|Loeber William C|
|J - L - L|
William C Loeber
This is probably the William C Loeber, born in 1892, who was a private in the British army in the First World War.
In peacetime, he Loeber an important leader of rank and file railway workers, and a member of the National Union of Railwaymen (NUR). A carriage cleaner from Hornsey, he joined the NUR’s predecessor, the Amalgamated Society of Railway Servants, in 1912 and by 1924 was Chairman of the important Wood Green & Hornsey branch of the NUR. He was a member of the London District Council (Carriage & Wagon Grades), a delegate to NUR Conference and an NUR delegate to the annual TUCs in 1926, 1927 and 1928. [Main source: Communism & British Trade unions 1924-1933 by Roderick Martin
From 1927-9, he was a member of the Communist Party’s central committee, for Loeber was heavily involved in a burgeoning rank-and-file movement amongst rail workers. In January 1929 a Rail Minority Movement (Communist Party) was established at a conference with branches from Perth, Glasgow, Liverpool, Manchester, Derby, Keighley, Birmingham, London and Exeter represented. Soon prominent members of the RMM were elected into senior branch roles in Birmingham, Nottingham, Derby and Leytonstone. The RMM also had an important group as Stratford, London's largest rail cleaning and repair depot. RMM produced newsletters included `The Signal’ (Manchester), `Hornsey Star’, `The LMS Rebel’ and `Kings Cross Star’.
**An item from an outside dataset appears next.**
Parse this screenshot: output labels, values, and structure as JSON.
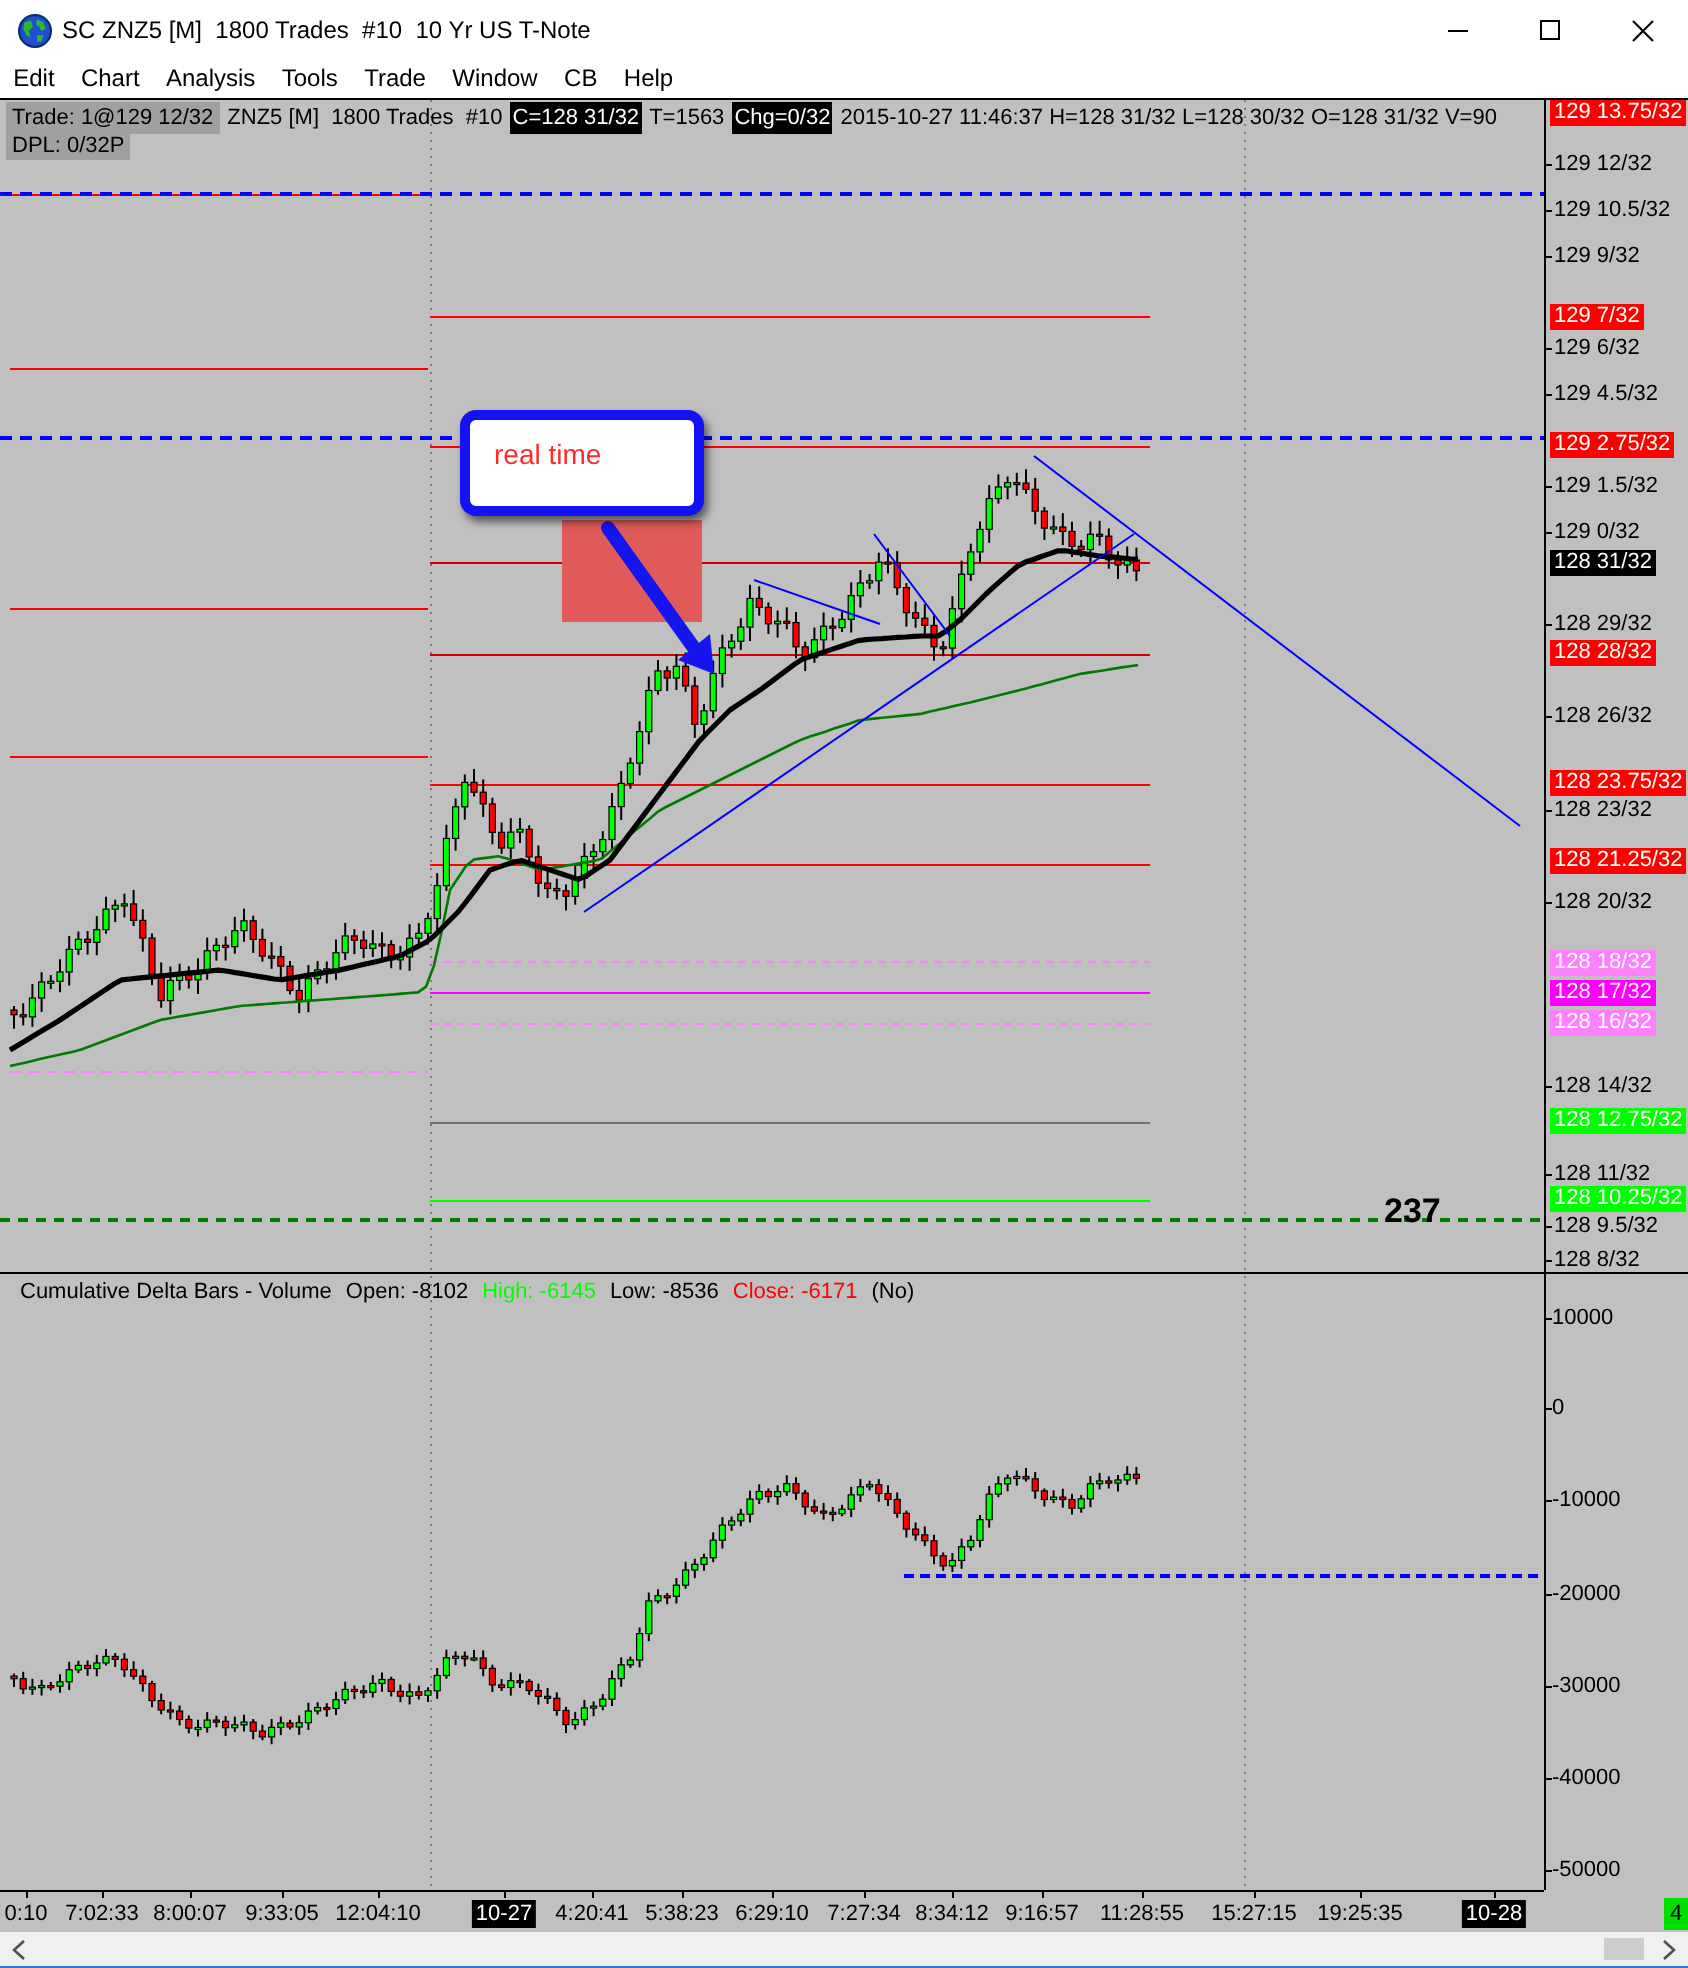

Bill Loeber’s branch of the National Union of Railwaymen met at Stirling House, Wood Green (now Wood Green Social Club, 3 Stuart Crescent), which had begun life as a Labour Club. A report of his speech to one branch meeting of the NUR where he was Chair, had him - on the arrival of the Daily Worker in January 1930 – relating the “wonderful sacrifices made by the members of the Communist Party to assist in the Daily Worker of successful publication, how they had been levied one day’s pay, stood on street corners assisting in its sales and doing everything in their power to lay the foundations of the paper. Each member he said and did so with cheerful enthusiasm knowing this sacrifice would not be in vain." [Daily Worker 8th January 1930]
Loeber was a close friend of Harry Pollitt but he refused to be drawn into full time party work by him. Although sceptical of Class against Class" Loeber remained in the Party and threw himself even further into the Minority Movement, seeing it “as the only way to prevent a decline in working class conditions, and the Communist Party as the only way to bring Socialism nearer”. [The Railway Vigilant September 1932]
The Rail Minority Movement merged with the Railway Vigilance Movement, named after the Vigilance Committees established during the First World WarWW1. At the first conference of the Railwaymen's Vigilance Committee held on 3rd December 1932 there were 35 NUR branches, 31 ASLEF and 18 Depot committees represented. The objective of the Vigilance movement was to be "organised in the local depots and branches and embracing all workers irrespective of grade or union division.....(which)..... can be a most powerful means of defeating the wage cuts demands of the companies
Its newspaper "The Railway Vigilant" appeared in November in November 1932 with a circulation of around 12,000 at its peak this was an important platform for Loeber. In 1933 he ran for General Secretary of the NUR against J Marchbanks, some of his defeat being attributed to his "low status"; for the employment grade of the candidate was then included on the ballot papers of the NUR. Even so, he was later elected to the NUR Executive 1938-1940. It was at the end of this period, in 1940, that he finally left the Communist Party over a non-industrial issue.
W C Loeber retired from working on the railways in 1956 aged sixty-five and died in 1965.